Chris Reynolds will never forget his first day at the University of Michigan. He and his dad got up superearly and drove nine and a half hours from Sellersville, a blue-collar factory town in Pennsylvania, to Ann Arbor.
"My father literally just dropped me off and then left," Reynolds says.
His dad couldn't afford a hotel, so they took about an hour to unpack the car, said their goodbyes, and his dad drove off.
Chris Reynolds was officially on his own.
He thought he was pretty prepared. He had a dorm room, a meal plan and a couple hundred bucks to last until he found a job. What he wasn't prepared for was how lonely and out of place he felt on campus.
People would ask questions: "What do my parents do?" or "Where did they go to college?"
His parents didn't go to college. His mom was a housekeeper, and his dad was unemployed.
Reynolds responses were met with "oh" and "OK."
"It was hard for other students to understand that for us to go to college we were taking a big risk," says Anna Garcia, Reynolds' friend and a senior at the school.
Like Reynolds, she's the first in her family to go to college. Garcia grew up in Lincoln Park, a blue-collar city near Detroit, about 40 miles from the campus.
"People in my hometown thought that I was really stuck up all of a sudden because I decided to go to Michigan, and they know that Michigan is a very prestigious college," she says.
Garcia and Reynolds met at a first-generation student support group on campus, which was nothing short of a lifeline in many ways. They found friends and people they could relate to. But Garcia says she could have used more help.
"I know of many students who have left after their freshmen year because they just felt they couldn't find their place on campus," she says.
Leaving also crossed Garcia's mind.
"My whole first semester I thought of transferring," she says. She stuck it out though and she's set to graduate as a pre-med English major this spring.
Still, she hated how she had to constantly "out herself" as a low-income, first-generation student.

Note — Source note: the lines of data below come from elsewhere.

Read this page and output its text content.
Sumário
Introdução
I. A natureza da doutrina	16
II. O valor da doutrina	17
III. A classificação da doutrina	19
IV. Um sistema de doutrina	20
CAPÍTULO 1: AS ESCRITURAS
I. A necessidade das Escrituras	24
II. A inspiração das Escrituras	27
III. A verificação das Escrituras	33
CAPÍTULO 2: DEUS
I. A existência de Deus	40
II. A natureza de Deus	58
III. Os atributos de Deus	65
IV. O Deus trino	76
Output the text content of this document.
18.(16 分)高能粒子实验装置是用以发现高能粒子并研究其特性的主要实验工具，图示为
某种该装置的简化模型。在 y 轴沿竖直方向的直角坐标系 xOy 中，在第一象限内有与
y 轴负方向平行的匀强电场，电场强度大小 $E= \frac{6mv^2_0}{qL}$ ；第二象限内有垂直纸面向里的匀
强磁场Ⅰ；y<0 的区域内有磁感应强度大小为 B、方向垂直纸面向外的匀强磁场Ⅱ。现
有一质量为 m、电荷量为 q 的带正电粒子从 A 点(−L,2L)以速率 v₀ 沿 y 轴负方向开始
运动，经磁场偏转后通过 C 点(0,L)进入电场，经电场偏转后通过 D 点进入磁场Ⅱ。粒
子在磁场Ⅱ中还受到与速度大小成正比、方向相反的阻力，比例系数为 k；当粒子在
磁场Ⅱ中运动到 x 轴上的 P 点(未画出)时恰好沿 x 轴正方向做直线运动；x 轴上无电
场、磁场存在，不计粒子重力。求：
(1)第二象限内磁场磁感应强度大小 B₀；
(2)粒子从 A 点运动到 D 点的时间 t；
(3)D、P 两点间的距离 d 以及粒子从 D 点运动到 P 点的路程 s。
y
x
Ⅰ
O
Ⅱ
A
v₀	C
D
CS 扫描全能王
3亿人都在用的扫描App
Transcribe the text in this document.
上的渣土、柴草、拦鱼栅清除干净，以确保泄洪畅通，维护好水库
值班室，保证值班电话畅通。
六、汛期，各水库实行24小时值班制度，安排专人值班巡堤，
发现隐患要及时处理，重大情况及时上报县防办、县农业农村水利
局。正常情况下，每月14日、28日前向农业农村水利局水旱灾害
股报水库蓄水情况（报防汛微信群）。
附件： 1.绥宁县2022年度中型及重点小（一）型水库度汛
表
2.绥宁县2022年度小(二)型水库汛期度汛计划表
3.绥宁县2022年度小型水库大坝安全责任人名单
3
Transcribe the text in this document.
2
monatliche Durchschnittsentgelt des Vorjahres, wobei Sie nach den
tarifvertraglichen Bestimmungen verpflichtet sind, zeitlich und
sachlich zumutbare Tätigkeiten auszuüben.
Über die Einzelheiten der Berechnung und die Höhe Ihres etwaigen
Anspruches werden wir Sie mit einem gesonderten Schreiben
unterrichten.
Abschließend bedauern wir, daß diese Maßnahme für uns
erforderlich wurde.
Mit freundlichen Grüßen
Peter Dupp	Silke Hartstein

"I think that is a very apt metaphor for thinking about how these students experience being in this very class-exclusive environment," says Jennifer Engle, who has spent her career researching what life is like for these students.
It's been 20 years since Engle was in college, and she's only recently started to admit to colleagues that she was the first in her family to graduate.
She's now a policy expert at the Bill & Melinda Gates Foundation (which is a supporter of NPR), and she agrees with Garcia that, in general, schools don't do enough.
She says here's how schools can step up their game: more financial aid and more supports like mentoring. And — this part is key — colleges need to be more proactive so students don't have to "out themselves" when they need help.
"So the outreach to low-income, first-generation students needs to be really intrusive on the part of the institution," Engle says.
Reynolds, who is now a junior, agrees.
He says Michigan is great at helping students like him pay for college. He's set to graduate next year with a degree in aerospace engineering and — fingers crossed — no debt. But he says it takes more than money to make students like him feel welcome.
"Just to have someone from the university come up and say, 'You belong here' and 'We're so excited to have you here,' " he says, "that would have changed everything for me."